Bernice Johnson Reagon on Freedom Fighting

The Sweet Honey in the Rock founder gave the keynote address at Berklee's 15th annual Liberal Arts Symposium.
April 10, 2009

Bernice Johnson Reagon raised us in song. She helped assuage our pain and stress, like a balm of Gilead. As guest speaker of Berklee's 15th annual Liberal Arts Symposium, Sweet Honey in the Rock founder Reagon inspired a packed house at David Friend Recital Hall with partly sung memoirs and advice from her life as a freedom singer. 

Setting the celebratory tone, choral director Renese King led 15 students in Reagon's exuberant settings of "Freedom Train" and "Little Red Caboose," complete with whistles, chugs, and locomotive force.

Reagon began her keynote by singing a soft spiritual, and told us, "I was born among singing. I don't know of breathing or eating, without singing. I don't mean from the radio (a wonderful invention) or from the iPod (another wonderful invention). I mean [singing] like walking and talking, like the air you breathe, so you didn't define it in any particular way, because it was woven inside the you you came to know, the house you grew up in, the yard you played in, the school you went to, the church you went to. It was singing by the people around you."

As Reagon recounted her life as a singer, freedom fighter, and musicologist, she sang snippets of songs such as "Hold My Hand" and "Stand by Me," and we followed. Reagon recounted the tragic death of Georgia freedom fighter Harry Moore, and read Langston Hughes's poem to him that she'd set to song, "Freedom Never Dies."

The top three winners of the Songwriting and Social Change Contest (out of 120) performed their songs with the chorus: Sidharth Sriram ("We Will Stand Tall"), Robert Gillis ("Change the World"), and Meltem Ege ("Make a Difference"). The titles give you an idea of the lift they gave us!

Berklee president Roger H. Brown lauded innovative leaders from his home state of Georgia, both musical (Ray Charles, "Little" Richard Penniman, James Brown, Amy Grant) and political (Martin Luther King Jr., Jimmy Carter, Ralph Abernathy, Andrew Young), and included Reagon in that august company. He and provost Larry Simpson, enrobed, conferred on Reagon a Berklee honorary doctorate of music.

Percussion professor Terri Lyne Carrington led a sextet in her dramatic jazz interpretations of three Reagon songs, bringing onstage a surprise guest vocalist, ex-Honey member Evelyn Harris.

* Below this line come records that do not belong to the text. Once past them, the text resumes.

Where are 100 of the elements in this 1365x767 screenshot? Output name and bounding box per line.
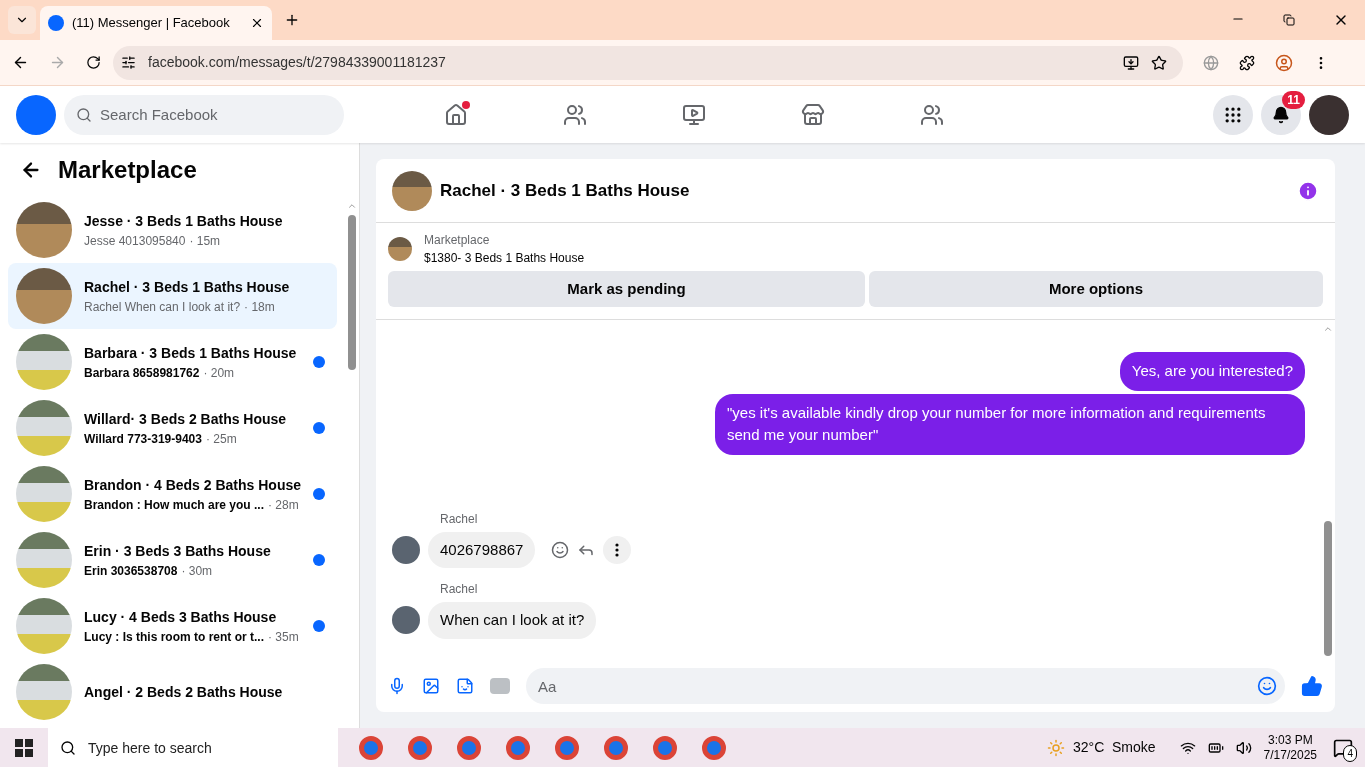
sender-name: Rachel [440,581,479,598]
browser-app-icon[interactable] [456,735,481,760]
message-preview: Erin 3036538708 [84,562,178,580]
url-text: facebook.com/messages/t/27984339001181237 [148,53,447,72]
conversation-title: Rachel · 3 Beds 1 Baths House [84,277,291,297]
photo-placeholder [16,202,72,258]
browser-tab[interactable]: (11) Messenger | Facebook [40,6,272,40]
microphone-icon[interactable] [388,677,406,695]
scrollbar-thumb[interactable] [1324,521,1332,656]
sticker-icon[interactable] [456,677,474,695]
install-icon[interactable] [1123,54,1139,71]
search-field[interactable]: Search Facebook [64,94,344,135]
conversation-item[interactable]: Lucy · 4 Beds 3 Baths House Lucy : Is this room to rent or t... · 35m [8,593,337,659]
clock-time[interactable]: 3:03 PM [1267,732,1313,748]
listing-source: Marketplace [424,232,491,249]
conversation-title: Angel · 2 Beds 2 Baths House [84,682,284,702]
globe-icon[interactable] [1203,54,1219,71]
close-icon[interactable] [250,16,264,30]
notification-count: 4 [1343,744,1357,762]
photo-placeholder [16,598,72,654]
message-time: · 28m [268,496,299,514]
browser-app-icon[interactable] [701,735,726,760]
conversation-item[interactable]: Brandon · 4 Beds 2 Baths House Brandon : How much are you ... · 28m [8,461,337,527]
taskbar-search-field[interactable]: Type here to search [48,728,338,767]
extensions-icon[interactable] [1239,54,1255,71]
emoji-icon[interactable] [1257,676,1277,696]
photo-placeholder [392,606,420,635]
message-preview: Brandon : How much are you ... [84,496,265,514]
search-icon [76,106,92,123]
facebook-logo-icon[interactable] [16,94,56,135]
message-time: · 30m [181,562,213,580]
message-time: · 18m [244,298,275,316]
restore-icon[interactable] [1283,14,1295,26]
message-time: · 35m [268,628,299,646]
message-preview: Barbara 8658981762 [84,364,200,382]
scrollbar-thumb[interactable] [348,215,356,370]
browser-app-icon[interactable] [603,735,628,760]
message-preview: Jesse 4013095840 [84,232,186,250]
conversation-title: Willard· 3 Beds 2 Baths House [84,409,288,429]
message-time: · 20m [203,364,235,382]
address-bar[interactable]: facebook.com/messages/t/27984339001181237 [113,45,1183,80]
conversation-item[interactable]: Jesse · 3 Beds 1 Baths House Jesse 4013095840 · 15m [8,197,337,263]
browser-app-icon[interactable] [358,735,383,760]
action-button[interactable]: Mark as pending [388,271,865,307]
menu-button[interactable] [1213,94,1253,135]
sender-name: Rachel [440,510,479,528]
tab-title: (11) Messenger | Facebook [72,14,231,33]
like-icon[interactable] [1301,675,1323,697]
volume-icon[interactable] [1235,739,1252,756]
photo-placeholder [16,532,72,588]
weather-text[interactable]: 32°C Smoke [1072,737,1156,758]
search-icon [60,740,76,756]
conversation-item[interactable]: Erin · 3 Beds 3 Baths House Erin 3036538708 · 30m [8,527,337,593]
browser-app-icon[interactable] [505,735,530,760]
photo-placeholder [16,664,72,720]
profile-icon[interactable] [1275,53,1293,72]
message-time: · 25m [205,430,237,448]
sidebar-title: Marketplace [58,155,197,185]
browser-app-icon[interactable] [652,735,677,760]
message-time: · 15m [189,232,221,250]
listing-title: $1380- 3 Beds 1 Baths House [424,250,585,267]
photo-placeholder [16,400,72,456]
react-icon[interactable] [551,540,570,559]
photo-icon[interactable] [422,677,440,695]
bookmark-icon[interactable] [1151,54,1167,71]
photo-placeholder [16,268,72,324]
start-icon[interactable] [15,738,33,757]
info-icon[interactable] [1297,179,1319,202]
notification-badge: 11 [1282,90,1305,109]
back-icon[interactable] [12,54,29,71]
received-message: When can I look at it? [428,602,597,639]
browser-app-icon[interactable] [554,735,579,760]
conversation-item[interactable]: Willard· 3 Beds 2 Baths House Willard 773-319-9403 · 25m [8,395,337,461]
conversation-item[interactable]: Rachel · 3 Beds 1 Baths House Rachel When can I look at it? · 18m [8,263,337,329]
message-preview: Lucy : Is this room to rent or t... [84,628,264,646]
conversation-title: Barbara · 3 Beds 1 Baths House [84,343,298,363]
photo-placeholder [392,170,432,211]
new-tab-icon[interactable] [284,12,300,28]
message-preview: Rachel When can I look at it? [84,298,241,316]
sent-message: "yes it's available kindly drop your number for more information and requirements send me your number" [715,393,1305,455]
more-button[interactable] [603,535,632,564]
message-preview: Willard 773-319-9403 [84,430,202,448]
message-field[interactable]: Aa [526,668,1285,704]
reload-icon[interactable] [86,55,101,70]
sent-message: Yes, are you interested? [1119,352,1305,391]
site-settings-icon[interactable] [121,55,136,70]
conversation-title: Brandon · 4 Beds 2 Baths House [84,475,301,495]
action-button[interactable]: More options [869,271,1323,307]
bell-icon [1272,105,1290,124]
facebook-logo-icon [48,15,64,31]
browser-app-icon[interactable] [407,735,432,760]
conversation-title: Jesse · 3 Beds 1 Baths House [84,211,284,231]
conversation-item[interactable]: Barbara · 3 Beds 1 Baths House Barbara 8658981762 · 20m [8,329,337,395]
clock-date[interactable]: 7/17/2025 [1263,747,1317,763]
conversation-item[interactable]: Angel · 2 Beds 2 Baths House [8,659,337,725]
conversation-title: Lucy · 4 Beds 3 Baths House [84,607,278,627]
photo-placeholder [392,535,420,564]
photo-placeholder [16,334,72,390]
received-message: 4026798867 [428,531,536,568]
avatar[interactable] [1309,94,1349,135]
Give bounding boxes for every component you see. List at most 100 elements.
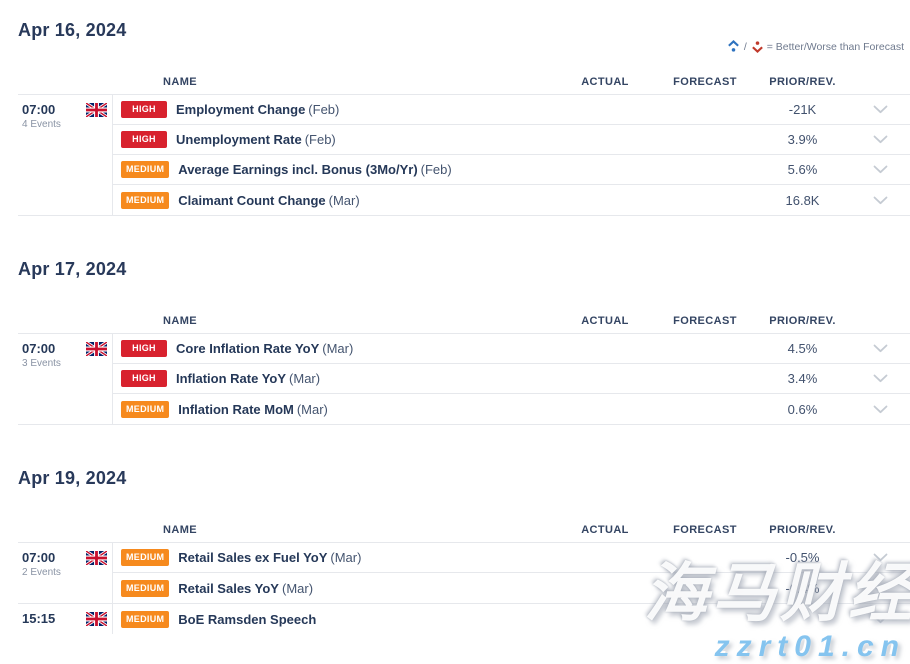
event-row[interactable]: MEDIUM Claimant Count Change (Mar) 16.8K	[113, 185, 910, 215]
rows: HIGH Employment Change (Feb) -21K HIGH U…	[112, 95, 910, 215]
united-kingdom-flag-icon	[86, 342, 107, 356]
table-header-row: NAME ACTUAL FORECAST PRIOR/REV.	[18, 303, 910, 334]
event-row[interactable]: HIGH Unemployment Rate (Feb) 3.9%	[113, 125, 910, 155]
groups: 07:00 4 Events HIGH Employment Change (F…	[18, 95, 910, 216]
chevron-down-icon	[872, 163, 889, 178]
prior-value: -21K	[755, 102, 850, 117]
event-name: Retail Sales YoY	[178, 581, 279, 596]
chevron-down-icon	[872, 551, 889, 566]
event-row[interactable]: MEDIUM BoE Ramsden Speech	[113, 604, 910, 634]
time-cell: 07:00 2 Events	[18, 543, 112, 603]
col-header-name: NAME	[112, 76, 555, 88]
expand-row-button[interactable]	[870, 402, 891, 417]
importance-badge: HIGH	[121, 340, 167, 357]
event-time: 07:00	[22, 550, 61, 565]
chevron-down-icon	[872, 372, 889, 387]
event-name: Inflation Rate MoM	[178, 402, 294, 417]
event-period: (Feb)	[308, 102, 339, 117]
time-group: 07:00 3 Events HIGH Core Inflation Rate …	[18, 334, 910, 425]
united-kingdom-flag-icon	[86, 551, 107, 565]
legend-separator: /	[744, 41, 747, 53]
calendar: Apr 16, 2024 NAME ACTUAL FORECAST PRIOR/…	[0, 18, 910, 634]
prior-value: 3.4%	[755, 371, 850, 386]
importance-badge: MEDIUM	[121, 401, 169, 418]
event-row[interactable]: MEDIUM Inflation Rate MoM (Mar) 0.6%	[113, 394, 910, 424]
event-row[interactable]: MEDIUM Retail Sales ex Fuel YoY (Mar) -0…	[113, 543, 910, 573]
event-name: Employment Change	[176, 102, 305, 117]
event-row[interactable]: MEDIUM Average Earnings incl. Bonus (3Mo…	[113, 155, 910, 185]
event-row[interactable]: MEDIUM Retail Sales YoY (Mar) -0.4%	[113, 573, 910, 603]
expand-row-button[interactable]	[870, 162, 891, 177]
prior-value: -0.5%	[755, 550, 850, 565]
events-count: 4 Events	[22, 119, 61, 130]
prior-value: 3.9%	[755, 132, 850, 147]
time-group: 07:00 4 Events HIGH Employment Change (F…	[18, 95, 910, 216]
events-count: 3 Events	[22, 358, 61, 369]
event-period: (Feb)	[305, 132, 336, 147]
time-cell: 07:00 3 Events	[18, 334, 112, 424]
col-header-actual: ACTUAL	[555, 315, 655, 327]
events-count: 2 Events	[22, 567, 61, 578]
economic-calendar-page: / = Better/Worse than Forecast Apr 16, 2…	[0, 18, 910, 662]
united-kingdom-flag-icon	[86, 612, 107, 626]
worse-than-forecast-icon	[751, 40, 764, 53]
event-name: Unemployment Rate	[176, 132, 302, 147]
groups: 07:00 2 Events MEDIUM Retail Sales ex Fu…	[18, 543, 910, 634]
expand-row-button[interactable]	[870, 371, 891, 386]
better-than-forecast-icon	[727, 40, 740, 53]
event-time: 07:00	[22, 102, 61, 117]
col-header-prior: PRIOR/REV.	[755, 315, 850, 327]
importance-badge: MEDIUM	[121, 580, 169, 597]
expand-row-button[interactable]	[870, 550, 891, 565]
event-name: Core Inflation Rate YoY	[176, 341, 319, 356]
rows: MEDIUM Retail Sales ex Fuel YoY (Mar) -0…	[112, 543, 910, 603]
event-period: (Mar)	[282, 581, 313, 596]
expand-row-button[interactable]	[870, 193, 891, 208]
date-heading: Apr 16, 2024	[18, 18, 910, 42]
event-name: Inflation Rate YoY	[176, 371, 286, 386]
event-row[interactable]: HIGH Employment Change (Feb) -21K	[113, 95, 910, 125]
col-header-name: NAME	[112, 315, 555, 327]
expand-row-button[interactable]	[870, 341, 891, 356]
time-cell: 15:15	[18, 604, 112, 634]
col-header-forecast: FORECAST	[655, 524, 755, 536]
event-period: (Mar)	[322, 341, 353, 356]
event-name: Claimant Count Change	[178, 193, 325, 208]
rows: HIGH Core Inflation Rate YoY (Mar) 4.5% …	[112, 334, 910, 424]
table-header-row: NAME ACTUAL FORECAST PRIOR/REV.	[18, 64, 910, 95]
importance-badge: MEDIUM	[121, 611, 169, 628]
event-period: (Feb)	[421, 162, 452, 177]
event-time: 07:00	[22, 341, 61, 356]
chevron-down-icon	[872, 194, 889, 209]
chevron-down-icon	[872, 103, 889, 118]
expand-row-button[interactable]	[870, 581, 891, 596]
importance-badge: HIGH	[121, 370, 167, 387]
event-name: Retail Sales ex Fuel YoY	[178, 550, 327, 565]
time-cell: 07:00 4 Events	[18, 95, 112, 215]
event-row[interactable]: HIGH Core Inflation Rate YoY (Mar) 4.5%	[113, 334, 910, 364]
prior-value: 5.6%	[755, 162, 850, 177]
event-period: (Mar)	[329, 193, 360, 208]
importance-badge: MEDIUM	[121, 192, 169, 209]
prior-value: 4.5%	[755, 341, 850, 356]
expand-row-button[interactable]	[870, 132, 891, 147]
calendar-day-section: Apr 19, 2024 NAME ACTUAL FORECAST PRIOR/…	[18, 466, 910, 634]
event-period: (Mar)	[330, 550, 361, 565]
event-time: 15:15	[22, 611, 55, 626]
date-heading: Apr 19, 2024	[18, 466, 910, 490]
event-row[interactable]: HIGH Inflation Rate YoY (Mar) 3.4%	[113, 364, 910, 394]
col-header-forecast: FORECAST	[655, 315, 755, 327]
united-kingdom-flag-icon	[86, 103, 107, 117]
expand-row-button[interactable]	[870, 102, 891, 117]
col-header-actual: ACTUAL	[555, 524, 655, 536]
calendar-day-section: Apr 17, 2024 NAME ACTUAL FORECAST PRIOR/…	[18, 257, 910, 425]
importance-badge: HIGH	[121, 101, 167, 118]
date-heading: Apr 17, 2024	[18, 257, 910, 281]
col-header-prior: PRIOR/REV.	[755, 76, 850, 88]
event-period: (Mar)	[289, 371, 320, 386]
col-header-name: NAME	[112, 524, 555, 536]
expand-row-button[interactable]	[870, 612, 891, 627]
col-header-actual: ACTUAL	[555, 76, 655, 88]
prior-value: -0.4%	[755, 581, 850, 596]
importance-badge: MEDIUM	[121, 549, 169, 566]
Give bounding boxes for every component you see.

The wondrously transformed songs were "Ella's Song," "Echo," and "You Are My Sunshine."

The chorus returned with Reagon's exultant arrangements of songs by Brewster, Camp, and Batson; a field holler by Leadbelly; and a lively Robinson calypso, "Education Is the Key." "In The Upper Room" featured dynamic lead vocals by professor Donna McElroy and rich response from bass and from Chicago freshman Torrence Nelson.

To close in jubilation, songwriting assistant professor Mark Simos and alumna Keppie Coutts sang and played a song especially composed in honor of Reagon, "Jubilee Hall," that brought the full house to its feet, chiming in on the rousing chorus.

On Freedom Fighting

"If you find yourself in the middle of a struggle, you might think you're the first because you don't know your history. You may think you're a freedom fighter if you have some gray hairs, but you will not be the solution to the problem. We [elders] must block (i.e., run interference) for the youngsters who run their mouths about troubles they see."

On the Difficulty of Writing

"In talk-writing, you hear it; it should feel like somebody talking, like it was into a tape recorder. I had to give myself permission to do that because it's so different from the way I was trying to write as a historian. In graduate school, I gave myself permission to go for a writing style that would make it feel like my voice was coming off the paper. . . . I wrote myself in as if I was there."

On Singing During Lectures

"Very seldom will I get up and not sing. It's something about cleansing, or preparing, the air. Even if I start with a song and don't sing another, it's about grounding myself in that place. It settles me down. Now I usually will know what I'm going to do in terms of elements, and very seldom do I read. But now sometimes the words disappear from my head. So I always have a paper [in front of me], just in case the computer has a glitch."

On America's Cultural Smorgasbord

"Growing up in the United States, you can be exposed to a cultural smorgasbord where you can feel like you're actually involved in experiences that you didn't grow up with. Young people who fall in love with black music . . . can execute blues and doo-wop because they study it with the intensity that others study arias."